Une effigie de la Justice peut encore avoir dans la senestre une balance, pourvu que l’on ne fasse pas la gaffe de lui donner deux poids et deux mesures ; mais, sous aucun prétexte, elle ne doit tenir un glaive dans la dextre.

Le glaive sera remplacé dorénavant, dans tous les portraits de la Justice déjà placés dans les prétoires de France ou dans tous ceux ultérieurement commandés, soit par un petit bateau symbolisant la commutation de la peine de mort en relégation aux colonies et le petit voyage d’agrément auquel cette commutation donne droit, soit en un petit cottage coquet figurant la mignonne villa dont tout assassin peut, à présent, espérer devenir propriétaire au bout de quelques mois, pour peu qu’il ait l’hypocrisie facile, affirme qu’il ne l’a pas fait exprès, et s’applique dans l’exécution des menus travaux à peine forcés qui lui sont confiés.

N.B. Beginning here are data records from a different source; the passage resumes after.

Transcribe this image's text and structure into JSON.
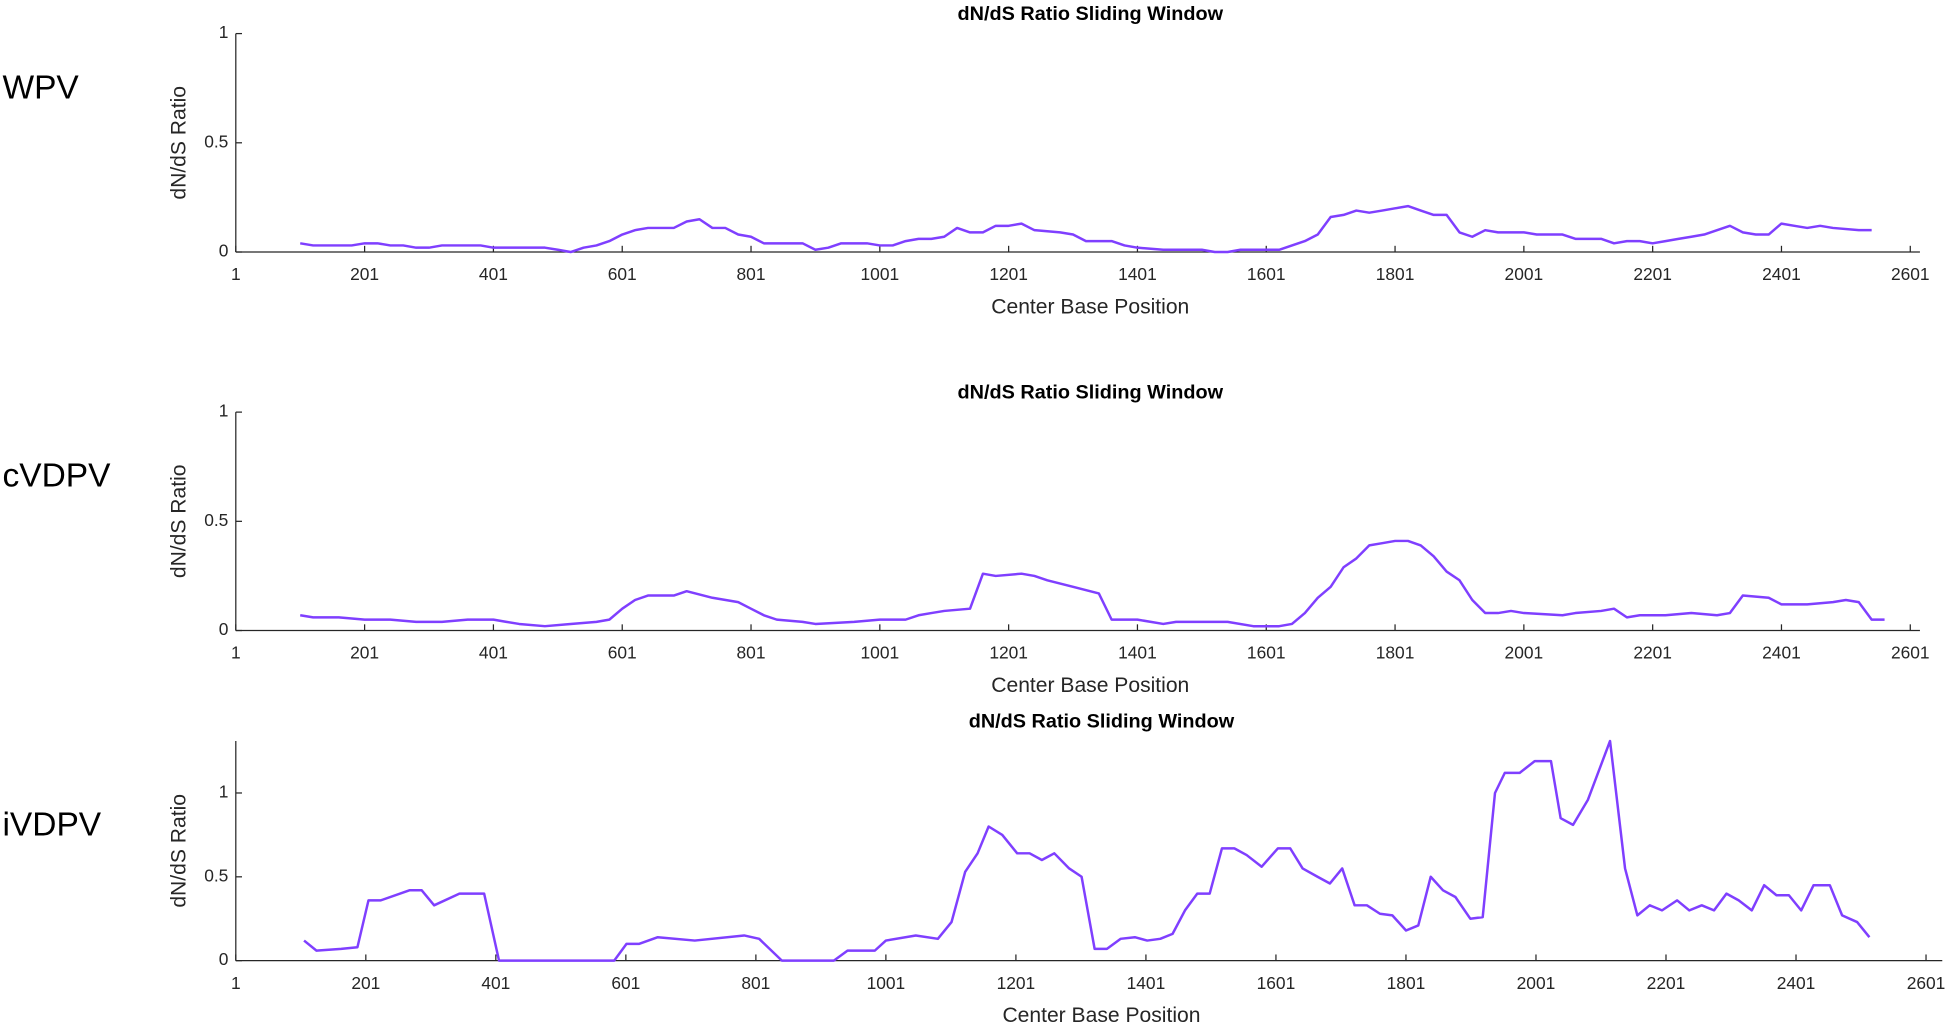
{
  "chart_data": [
    {
      "type": "line",
      "label": "WPV",
      "title": "dN/dS Ratio Sliding Window",
      "xlabel": "Center Base Position",
      "ylabel": "dN/dS Ratio",
      "xlim": [
        1,
        2616
      ],
      "ylim": [
        0,
        1
      ],
      "xticks": [
        1,
        201,
        401,
        601,
        801,
        1001,
        1201,
        1401,
        1601,
        1801,
        2001,
        2201,
        2401,
        2601
      ],
      "yticks": [
        0,
        0.5,
        1
      ],
      "x": [
        101,
        121,
        161,
        181,
        201,
        221,
        241,
        261,
        281,
        301,
        321,
        341,
        381,
        401,
        461,
        481,
        501,
        521,
        541,
        561,
        581,
        601,
        621,
        641,
        681,
        701,
        721,
        741,
        761,
        781,
        801,
        821,
        861,
        881,
        901,
        921,
        941,
        981,
        1001,
        1021,
        1041,
        1061,
        1081,
        1101,
        1121,
        1141,
        1161,
        1181,
        1201,
        1221,
        1241,
        1281,
        1301,
        1321,
        1361,
        1381,
        1401,
        1441,
        1501,
        1521,
        1541,
        1561,
        1601,
        1621,
        1661,
        1681,
        1701,
        1721,
        1741,
        1761,
        1781,
        1801,
        1821,
        1841,
        1861,
        1881,
        1901,
        1921,
        1941,
        1961,
        2001,
        2021,
        2061,
        2081,
        2121,
        2141,
        2161,
        2181,
        2201,
        2221,
        2241,
        2261,
        2281,
        2301,
        2321,
        2341,
        2361,
        2381,
        2401,
        2421,
        2441,
        2461,
        2481,
        2521,
        2541
      ],
      "series": [
        {
          "color": "#7f3fff",
          "values": [
            0.04,
            0.03,
            0.03,
            0.03,
            0.04,
            0.04,
            0.03,
            0.03,
            0.02,
            0.02,
            0.03,
            0.03,
            0.03,
            0.02,
            0.02,
            0.02,
            0.01,
            0.0,
            0.02,
            0.03,
            0.05,
            0.08,
            0.1,
            0.11,
            0.11,
            0.14,
            0.15,
            0.11,
            0.11,
            0.08,
            0.07,
            0.04,
            0.04,
            0.04,
            0.01,
            0.02,
            0.04,
            0.04,
            0.03,
            0.03,
            0.05,
            0.06,
            0.06,
            0.07,
            0.11,
            0.09,
            0.09,
            0.12,
            0.12,
            0.13,
            0.1,
            0.09,
            0.08,
            0.05,
            0.05,
            0.03,
            0.02,
            0.01,
            0.01,
            0.0,
            0.0,
            0.01,
            0.01,
            0.01,
            0.05,
            0.08,
            0.16,
            0.17,
            0.19,
            0.18,
            0.19,
            0.2,
            0.21,
            0.19,
            0.17,
            0.17,
            0.09,
            0.07,
            0.1,
            0.09,
            0.09,
            0.08,
            0.08,
            0.06,
            0.06,
            0.04,
            0.05,
            0.05,
            0.04,
            0.05,
            0.06,
            0.07,
            0.08,
            0.1,
            0.12,
            0.09,
            0.08,
            0.08,
            0.13,
            0.12,
            0.11,
            0.12,
            0.11,
            0.1,
            0.1
          ]
        }
      ]
    },
    {
      "type": "line",
      "label": "cVDPV",
      "title": "dN/dS Ratio Sliding Window",
      "xlabel": "Center Base Position",
      "ylabel": "dN/dS Ratio",
      "xlim": [
        1,
        2616
      ],
      "ylim": [
        0,
        1
      ],
      "xticks": [
        1,
        201,
        401,
        601,
        801,
        1001,
        1201,
        1401,
        1601,
        1801,
        2001,
        2201,
        2401,
        2601
      ],
      "yticks": [
        0,
        0.5,
        1
      ],
      "x": [
        101,
        121,
        161,
        201,
        241,
        281,
        321,
        361,
        401,
        421,
        441,
        481,
        521,
        561,
        581,
        601,
        621,
        641,
        681,
        701,
        741,
        781,
        801,
        821,
        841,
        881,
        901,
        961,
        1001,
        1041,
        1061,
        1081,
        1101,
        1141,
        1161,
        1181,
        1221,
        1241,
        1261,
        1301,
        1341,
        1361,
        1401,
        1441,
        1461,
        1501,
        1541,
        1581,
        1621,
        1641,
        1661,
        1681,
        1701,
        1721,
        1741,
        1761,
        1781,
        1801,
        1821,
        1841,
        1861,
        1881,
        1901,
        1921,
        1941,
        1961,
        1981,
        2001,
        2061,
        2081,
        2121,
        2141,
        2161,
        2181,
        2221,
        2261,
        2301,
        2321,
        2341,
        2381,
        2401,
        2441,
        2481,
        2501,
        2521,
        2541,
        2561
      ],
      "series": [
        {
          "color": "#7f3fff",
          "values": [
            0.07,
            0.06,
            0.06,
            0.05,
            0.05,
            0.04,
            0.04,
            0.05,
            0.05,
            0.04,
            0.03,
            0.02,
            0.03,
            0.04,
            0.05,
            0.1,
            0.14,
            0.16,
            0.16,
            0.18,
            0.15,
            0.13,
            0.1,
            0.07,
            0.05,
            0.04,
            0.03,
            0.04,
            0.05,
            0.05,
            0.07,
            0.08,
            0.09,
            0.1,
            0.26,
            0.25,
            0.26,
            0.25,
            0.23,
            0.2,
            0.17,
            0.05,
            0.05,
            0.03,
            0.04,
            0.04,
            0.04,
            0.02,
            0.02,
            0.03,
            0.08,
            0.15,
            0.2,
            0.29,
            0.33,
            0.39,
            0.4,
            0.41,
            0.41,
            0.39,
            0.34,
            0.27,
            0.23,
            0.14,
            0.08,
            0.08,
            0.09,
            0.08,
            0.07,
            0.08,
            0.09,
            0.1,
            0.06,
            0.07,
            0.07,
            0.08,
            0.07,
            0.08,
            0.16,
            0.15,
            0.12,
            0.12,
            0.13,
            0.14,
            0.13,
            0.05,
            0.05
          ]
        }
      ]
    },
    {
      "type": "line",
      "label": "iVDPV",
      "title": "dN/dS Ratio Sliding Window",
      "xlabel": "Center Base Position",
      "ylabel": "dN/dS Ratio",
      "xlim": [
        1,
        2626
      ],
      "ylim": [
        0,
        1.31
      ],
      "xticks": [
        1,
        201,
        401,
        601,
        801,
        1001,
        1201,
        1401,
        1601,
        1801,
        2001,
        2201,
        2401,
        2601
      ],
      "yticks": [
        0,
        0.5,
        1
      ],
      "x": [
        106,
        125,
        163,
        188,
        205,
        224,
        268,
        287,
        306,
        345,
        383,
        406,
        583,
        602,
        621,
        650,
        707,
        783,
        806,
        841,
        921,
        942,
        984,
        1001,
        1047,
        1081,
        1102,
        1123,
        1142,
        1159,
        1180,
        1203,
        1222,
        1241,
        1260,
        1283,
        1302,
        1322,
        1341,
        1362,
        1384,
        1403,
        1423,
        1442,
        1461,
        1480,
        1499,
        1518,
        1537,
        1556,
        1579,
        1604,
        1623,
        1642,
        1665,
        1684,
        1703,
        1722,
        1741,
        1761,
        1780,
        1801,
        1820,
        1839,
        1858,
        1877,
        1900,
        1919,
        1938,
        1953,
        1976,
        1999,
        2024,
        2039,
        2058,
        2081,
        2115,
        2138,
        2157,
        2176,
        2195,
        2218,
        2237,
        2256,
        2275,
        2294,
        2313,
        2333,
        2352,
        2371,
        2390,
        2409,
        2428,
        2453,
        2472,
        2495,
        2514
      ],
      "series": [
        {
          "color": "#7f3fff",
          "values": [
            0.12,
            0.06,
            0.07,
            0.08,
            0.36,
            0.36,
            0.42,
            0.42,
            0.33,
            0.4,
            0.4,
            0.0,
            0.0,
            0.1,
            0.1,
            0.14,
            0.12,
            0.15,
            0.13,
            0.0,
            0.0,
            0.06,
            0.06,
            0.12,
            0.15,
            0.13,
            0.23,
            0.53,
            0.64,
            0.8,
            0.75,
            0.64,
            0.64,
            0.6,
            0.64,
            0.55,
            0.5,
            0.07,
            0.07,
            0.13,
            0.14,
            0.12,
            0.13,
            0.16,
            0.3,
            0.4,
            0.4,
            0.67,
            0.67,
            0.63,
            0.56,
            0.67,
            0.67,
            0.55,
            0.5,
            0.46,
            0.55,
            0.33,
            0.33,
            0.28,
            0.27,
            0.18,
            0.21,
            0.5,
            0.42,
            0.38,
            0.25,
            0.26,
            1.0,
            1.12,
            1.12,
            1.19,
            1.19,
            0.85,
            0.81,
            0.96,
            1.31,
            0.55,
            0.27,
            0.33,
            0.3,
            0.36,
            0.3,
            0.33,
            0.3,
            0.4,
            0.36,
            0.3,
            0.45,
            0.39,
            0.39,
            0.3,
            0.45,
            0.45,
            0.27,
            0.23,
            0.14
          ]
        }
      ]
    }
  ]
}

Laissons passer le temps, et, un jour, l’attribut symbolique que nos artistes devront mettre dans la main droite de la Justice, ce sera la palme du martyre, destinée aux pauvres criminels, victimes innocentes des mauvais instincts, des passions, des fureurs impulsives, des réflexes destructeurs et des atavismes sanguinaires.